To prepare mofongo, green plantains are deep-fried once unlike twice fried tostones. Next, they are mashed in a 'pilon' ( mortar ) with chopped garlic, salt, black pepper and olive oil. The resulting mash is then pressed and rounded into a hollowed crusty orb. Meat, traditionally chicharrón, is then stuffed into the chunky ball of fried green plantains. A few recipes call for a meat or vegetable salsa criolla" (related to American Creole sauce) poured on top of the hot sphere. In the trendier "mofongo relleno," typical of western Puerto Rico, seafood is all over, inside and outside. Traditional mofongo, as previously cited, comes seasoned and stuffed with meat and bathed in a chicken broth soup. Because of its elaborate process of preparation and its sundry ingredients, poet and blogger Arose N Daghetto called the mofongo a type of "fufú paella" and branded it as "the big daddy of fufús."
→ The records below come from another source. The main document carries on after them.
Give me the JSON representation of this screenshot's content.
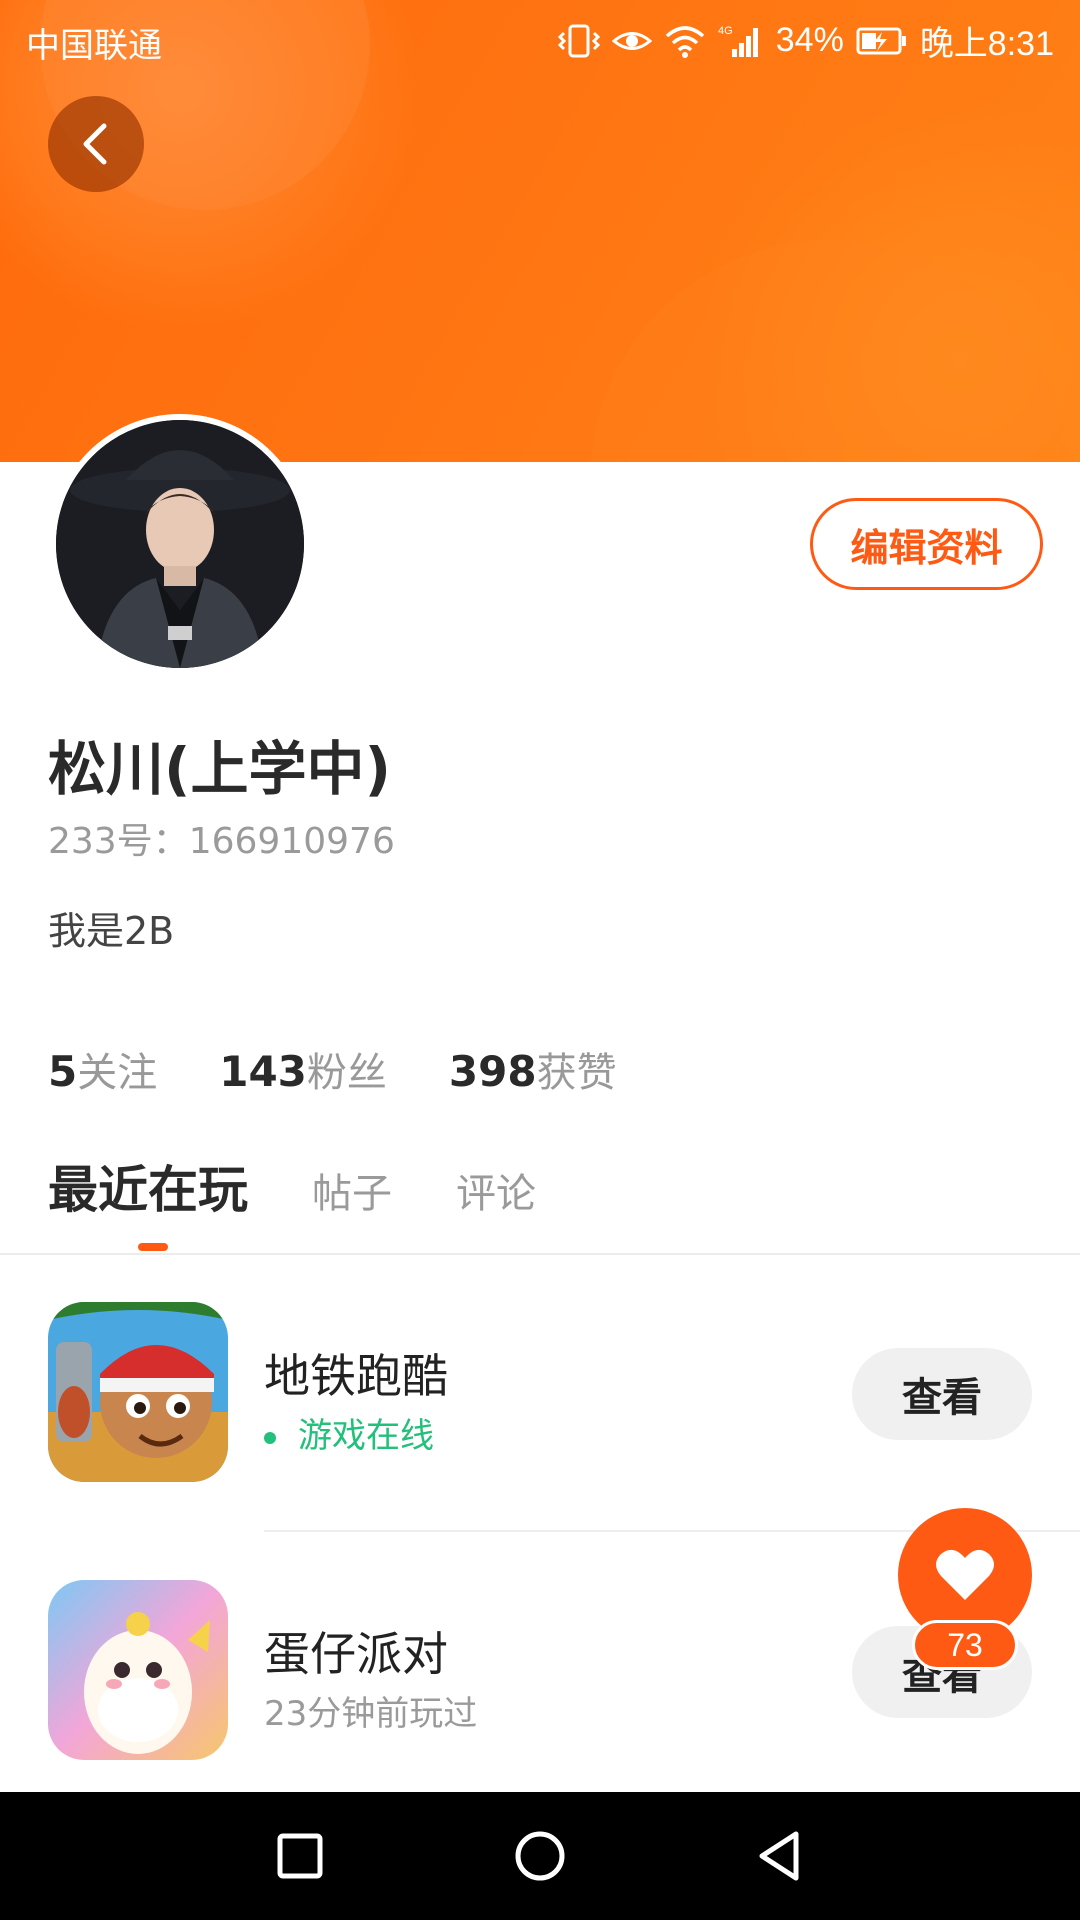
{
  "status_bar": {
    "carrier": "中国联通",
    "battery": "34%",
    "time": "晚上8:31",
    "network": "4G"
  },
  "profile": {
    "name": "松川(上学中)",
    "id_text": "233号：166910976",
    "bio": "我是2B",
    "edit_label": "编辑资料"
  },
  "stats": [
    {
      "value": "5",
      "label": "关注"
    },
    {
      "value": "143",
      "label": "粉丝"
    },
    {
      "value": "398",
      "label": "获赞"
    }
  ],
  "tabs": [
    {
      "label": "最近在玩",
      "active": true
    },
    {
      "label": "帖子",
      "active": false
    },
    {
      "label": "评论",
      "active": false
    }
  ],
  "games": [
    {
      "title": "地铁跑酷",
      "status": "游戏在线",
      "online": true,
      "button": "查看"
    },
    {
      "title": "蛋仔派对",
      "status": "23分钟前玩过",
      "online": false,
      "button": "查看"
    }
  ],
  "fab": {
    "badge": "73",
    "icon": "heart-icon"
  },
  "colors": {
    "accent": "#ff5a14",
    "banner": "#ff7412",
    "online": "#22c07a"
  }
}
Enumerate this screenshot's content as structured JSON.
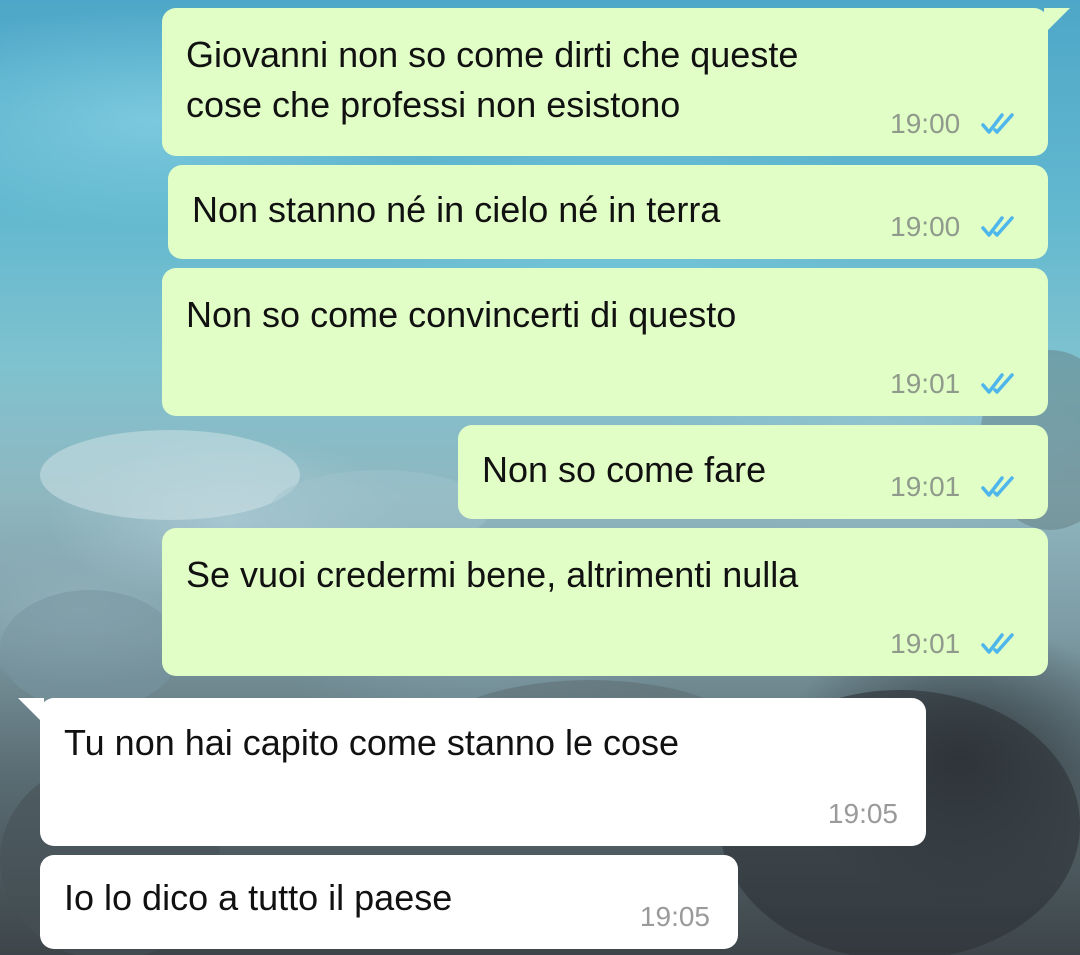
{
  "messages": [
    {
      "text": "Giovanni non so come dirti che queste\ncose che professi non esistono",
      "time": "19:00",
      "direction": "outgoing",
      "status": "read"
    },
    {
      "text": "Non stanno né in cielo né in terra",
      "time": "19:00",
      "direction": "outgoing",
      "status": "read"
    },
    {
      "text": "Non so come convincerti di questo",
      "time": "19:01",
      "direction": "outgoing",
      "status": "read"
    },
    {
      "text": "Non so come fare",
      "time": "19:01",
      "direction": "outgoing",
      "status": "read"
    },
    {
      "text": "Se vuoi credermi bene, altrimenti nulla",
      "time": "19:01",
      "direction": "outgoing",
      "status": "read"
    },
    {
      "text": "Tu non hai capito come stanno le cose",
      "time": "19:05",
      "direction": "incoming"
    },
    {
      "text": "Io lo dico a tutto il paese",
      "time": "19:05",
      "direction": "incoming"
    }
  ],
  "colors": {
    "outgoing_bubble": "#e1fec6",
    "incoming_bubble": "#ffffff",
    "read_ticks": "#4fb6ec",
    "timestamp": "#8f9a8c"
  },
  "icons": {
    "read_receipt": "double-check-icon"
  }
}
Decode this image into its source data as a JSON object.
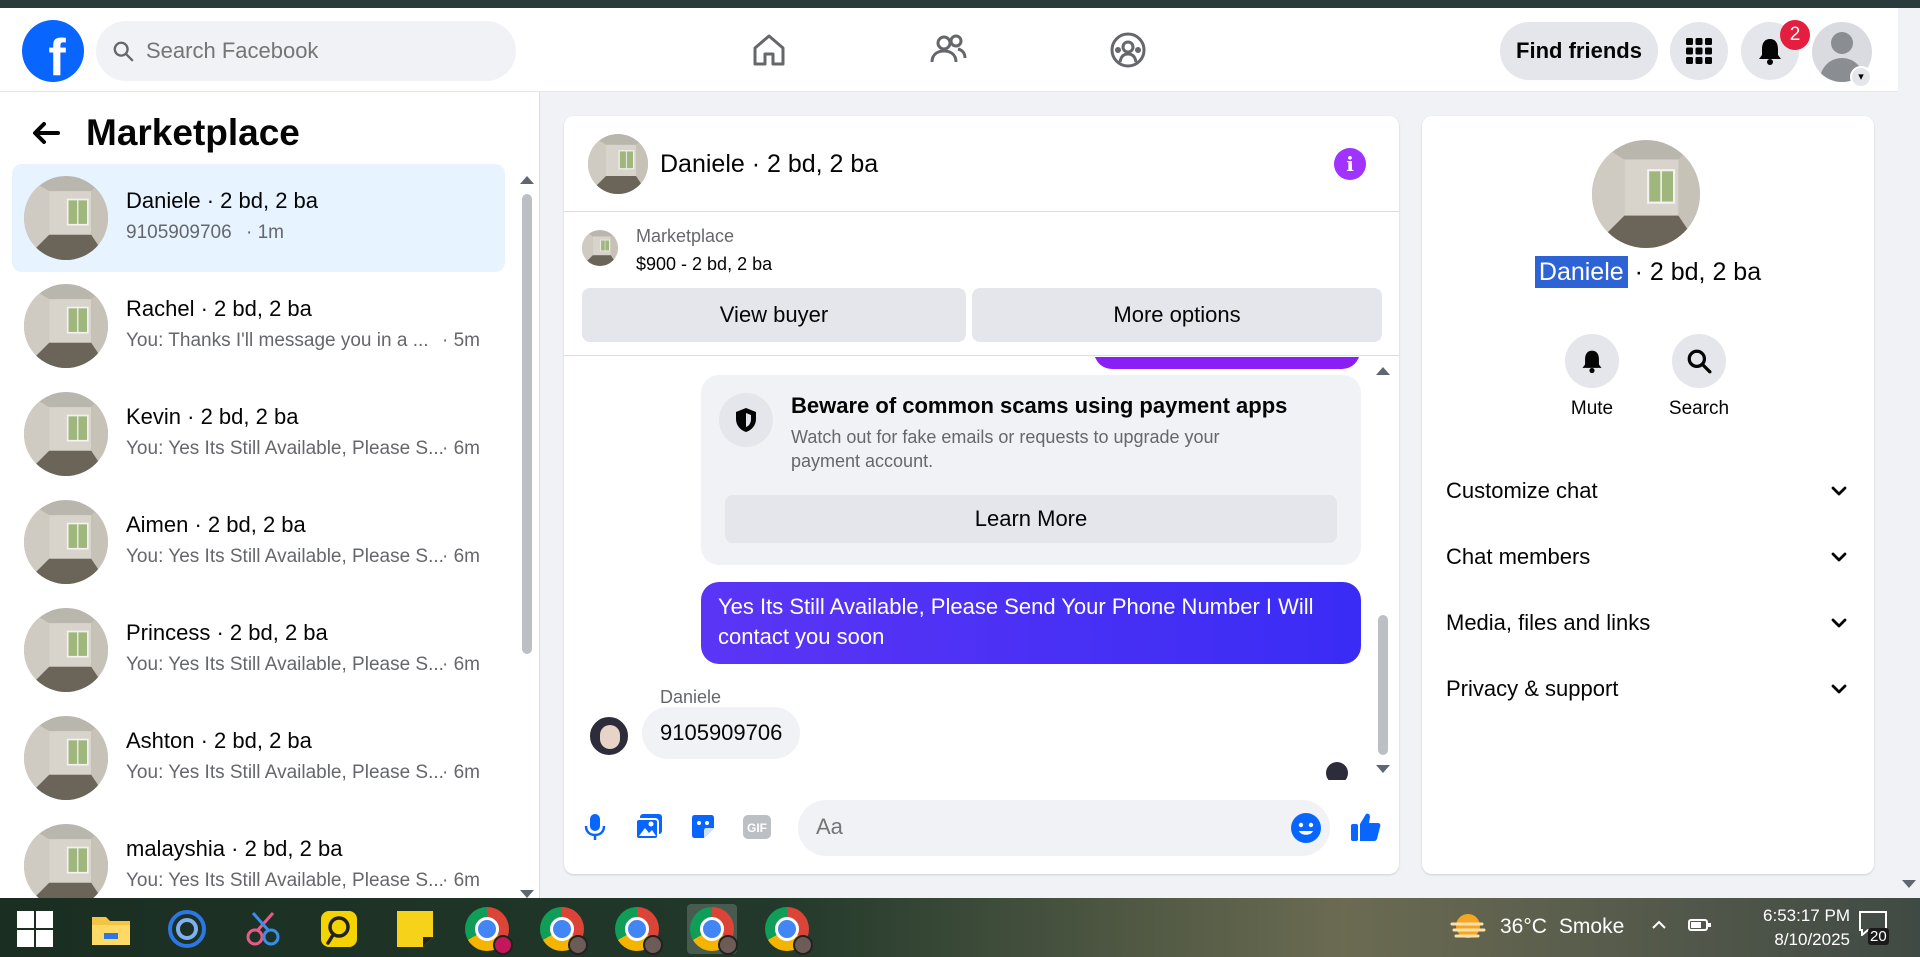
{
  "nav": {
    "logo": "f",
    "search_placeholder": "Search Facebook",
    "find_friends": "Find friends",
    "notification_count": "2"
  },
  "marketplace": {
    "title": "Marketplace",
    "conversations": [
      {
        "name": "Daniele · 2 bd, 2 ba",
        "preview": "9105909706",
        "time": "· 1m",
        "active": true
      },
      {
        "name": "Rachel · 2 bd, 2 ba",
        "preview": "You: Thanks I'll message you in a ...",
        "time": "· 5m"
      },
      {
        "name": "Kevin · 2 bd, 2 ba",
        "preview": "You: Yes Its Still Available, Please S...",
        "time": "· 6m"
      },
      {
        "name": "Aimen · 2 bd, 2 ba",
        "preview": "You: Yes Its Still Available, Please S...",
        "time": "· 6m"
      },
      {
        "name": "Princess · 2 bd, 2 ba",
        "preview": "You: Yes Its Still Available, Please S...",
        "time": "· 6m"
      },
      {
        "name": "Ashton · 2 bd, 2 ba",
        "preview": "You: Yes Its Still Available, Please S...",
        "time": "· 6m"
      },
      {
        "name": "malayshia · 2 bd, 2 ba",
        "preview": "You: Yes Its Still Available, Please S...",
        "time": "· 6m"
      }
    ]
  },
  "chat": {
    "title": "Daniele · 2 bd, 2 ba",
    "listing_source": "Marketplace",
    "listing_price": "$900 - 2 bd, 2 ba",
    "view_buyer": "View buyer",
    "more_options": "More options",
    "warning_title": "Beware of common scams using payment apps",
    "warning_text": "Watch out for fake emails or requests to upgrade your payment account.",
    "learn_more": "Learn More",
    "outgoing_message": "Yes Its Still Available, Please Send Your Phone Number I Will contact you soon",
    "incoming_sender": "Daniele",
    "incoming_message": "9105909706",
    "composer_placeholder": "Aa"
  },
  "info_panel": {
    "title_highlight": "Daniele",
    "title_rest": " · 2 bd, 2 ba",
    "mute": "Mute",
    "search": "Search",
    "sections": [
      "Customize chat",
      "Chat members",
      "Media, files and links",
      "Privacy & support"
    ]
  },
  "taskbar": {
    "temperature": "36°C",
    "condition": "Smoke",
    "time": "6:53:17 PM",
    "date": "8/10/2025",
    "notification_count": "20"
  },
  "colors": {
    "fb_blue": "#0866ff",
    "messenger_purple": "#a033ff",
    "outgoing_bubble": "#4b31f5",
    "badge_red": "#e41e3f"
  }
}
The vegetable or fufú sauce in the Anglo-Caribbean is not fried first. Plantain is not used as much, as it is used in so many dishes. Fufu is usually part of, or added to, a soupy sauce or on the side with a soupy dish. In Antigua, fufu is served as part of the national dish but is called fungi/fungee and is made using cornmeal and okra. Similarly, in Barbados it serves as part of the national dish and is called cou cou and uses cornmeal or, less commonly, breadfruit instead, like several other English Caribbean islands. In Haiti it is called tum tum. It is mostly made of breadfruit but can be made of plantain or yams and is usually served with an okra based stew or soup.
Fufu is believed to originate in what is modern-day Ghana, by the Asante, the Akuapem, the Guans, the Akyem, the Bono and the Fante peoples of the Akan ethnic group of Ghana and Ivory Coast. Today, it also features in Togolese cuisine Guinean cuisine, Cameroonian cuisine, as well as Nigerian cuisine.
In Ghana, pieces of boiled cassava or other tubers are pounded together in a giant wooden mortar using a wooden pestle. In between blows from the pestle, the mixture is turned by hand and water gradually added till it becomes slurry and sticky. The mixture is then formed into a ball or a rounded slab and served. With the invention of the Fufu Machine preparation has become much less labour-intensive.
Nutritionally, 100 g dry weight fufu contains 2 g of protein, 0.1 g of fat and 84 g of carbohydrate. There are 267 kcal of food energy in a 100 g serving made up with water. It is very low in cholesterol. It is very rich in potassium, and it is commonly prescribed by doctors for people who have low level of potassium in their blood.